CHAPITRE XV

neuvième aventure de mer


Je fis un autre voyage, d’Angleterre aux Indes orientales, avec le capitaine Hamilton. J’emmenais un chien couchant, qui valait, dans l’acception propre du mot, son pesant d’or, car il ne m’a jamais failli. Un jour que, d’après les meilleurs calculs, nous nous trouvions à trois cents milles au moins de terre, mon chien tomba en arrêt. Je le vis, avec étonnement, rester plus d’une heure dans cette position : je fis part de ce fait au capitaine et aux officiers du bord, et leur assurai que nous devions être près de terre, vu que mon chien flairait du gibier. J’en obtins qu’un succès de fou rire, qui ne modifia nullement la bonne opinion que j’avais de mon chien.

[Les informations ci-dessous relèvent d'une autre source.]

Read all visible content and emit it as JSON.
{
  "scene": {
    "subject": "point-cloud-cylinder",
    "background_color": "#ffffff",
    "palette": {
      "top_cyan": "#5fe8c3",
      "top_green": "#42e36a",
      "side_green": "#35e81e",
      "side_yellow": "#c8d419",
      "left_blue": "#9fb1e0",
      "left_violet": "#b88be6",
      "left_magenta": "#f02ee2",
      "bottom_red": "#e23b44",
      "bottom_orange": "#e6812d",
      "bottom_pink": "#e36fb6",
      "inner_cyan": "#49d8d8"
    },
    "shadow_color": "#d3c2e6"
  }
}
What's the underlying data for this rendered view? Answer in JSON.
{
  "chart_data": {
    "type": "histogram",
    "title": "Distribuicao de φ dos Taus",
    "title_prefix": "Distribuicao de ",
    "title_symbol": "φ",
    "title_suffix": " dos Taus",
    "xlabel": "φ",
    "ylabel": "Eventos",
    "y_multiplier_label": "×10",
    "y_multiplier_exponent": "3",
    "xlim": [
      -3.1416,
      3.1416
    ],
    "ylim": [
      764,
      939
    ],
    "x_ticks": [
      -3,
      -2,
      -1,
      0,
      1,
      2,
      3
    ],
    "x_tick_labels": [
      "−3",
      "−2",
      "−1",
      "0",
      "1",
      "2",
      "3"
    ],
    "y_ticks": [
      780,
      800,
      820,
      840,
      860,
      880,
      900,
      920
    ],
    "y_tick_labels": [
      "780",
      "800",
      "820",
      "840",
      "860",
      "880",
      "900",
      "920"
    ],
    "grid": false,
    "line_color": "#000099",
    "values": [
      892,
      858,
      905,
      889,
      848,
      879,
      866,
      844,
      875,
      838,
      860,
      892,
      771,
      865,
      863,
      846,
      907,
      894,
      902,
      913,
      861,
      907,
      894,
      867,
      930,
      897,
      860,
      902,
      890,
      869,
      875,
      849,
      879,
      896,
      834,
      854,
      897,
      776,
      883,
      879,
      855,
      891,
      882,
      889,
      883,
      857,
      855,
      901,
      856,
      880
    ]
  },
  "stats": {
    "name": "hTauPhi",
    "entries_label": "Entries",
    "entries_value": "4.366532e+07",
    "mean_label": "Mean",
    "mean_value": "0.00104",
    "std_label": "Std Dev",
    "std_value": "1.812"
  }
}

Après une longue discussion où l’on débattit mon avis, je finis par déclarer ouvertement au capitaine que j’avais plus de confiance dans le nez de mon Traï que dans les yeux de tous les marins du bord, et je pariai hardiment cent guinées, — somme que j’avais destinée à ce voyage, — que nous trouverions du gibier avant une demi-heure.

Le capitaine, qui était un excellent homme, se remit à rire de plus belle, et pria M. Crawford, notre chirurgien, de me tâter le pouls. L’homme de l’art obéit et déclara que j’étais en parfaite santé. Ils se mirent alors à causer à voix basse : je parvins cependant à saisir quelques mots de leur conversation :

— Il n’a pas sa tête à lui, disait le capitaine, je ne peux pas honnêtement accepter ce pari.

— Je suis d’un avis entièrement contraire, répliquait le chirurgien ; le baron n’est nullement dérangé ; il a plus de confiance dans l’odorat de son chien que dans la science de nos officiers, voilà tout. En tout cas, il perdra, et il l’aura bien mérité.

— Ce n’est pas raisonnable de ma part d’accepter un pareil pari, répétait le capitaine. Toutefois je m’en tirerai à mon honneur en lui rendant son argent après l’avoir gagné.

Traï n’avait point bougé pendant cette conversation, ce qui me confirma dans mon opinion. Je proposai une seconde fois le pari, qui fut enfin accepté.

Nous avions à peine prononcé le tope là sacramental que des matelots placés dans la chaloupe attachée à l’arrière du bâtiment, et occupés à pêcher à la ligne, attrapèrent un énorme chien de mer, qu’ils amenèrent aussitôt sur le pont. On commença à le dépecer, et voilà qu’on lui trouva dans le ventre six couples de perdrix vivantes !

Les pauvres bêtes y habitaient depuis si longtemps, qu’une des perdrix était occupée à couver cinq œufs, dont l’un était en train d’éclore lorsque l’on ouvrit le poisson.

Nous élevâmes ces jeunes oiseaux avec une portée de petits chats venus au monde quelques minutes auparavant. La mère chatte les chérissait autant que ses enfants, et se désolait chaque fois qu’un des perdreaux s’éloignait trop et tardait à revenir auprès d’elle. Comme dans notre prise il y avait quatre perdrix qui ne cessaient de couver à tour de rôle, notre table fut fournie de gibier tout le temps du voyage.

Pour récompenser mon brave Traï des cent guinées qu’il m’avait fait gagner, je lui donnai chaque fois les os des perdreaux que nous avions mangés, et de temps en temps même un perdreau tout entier.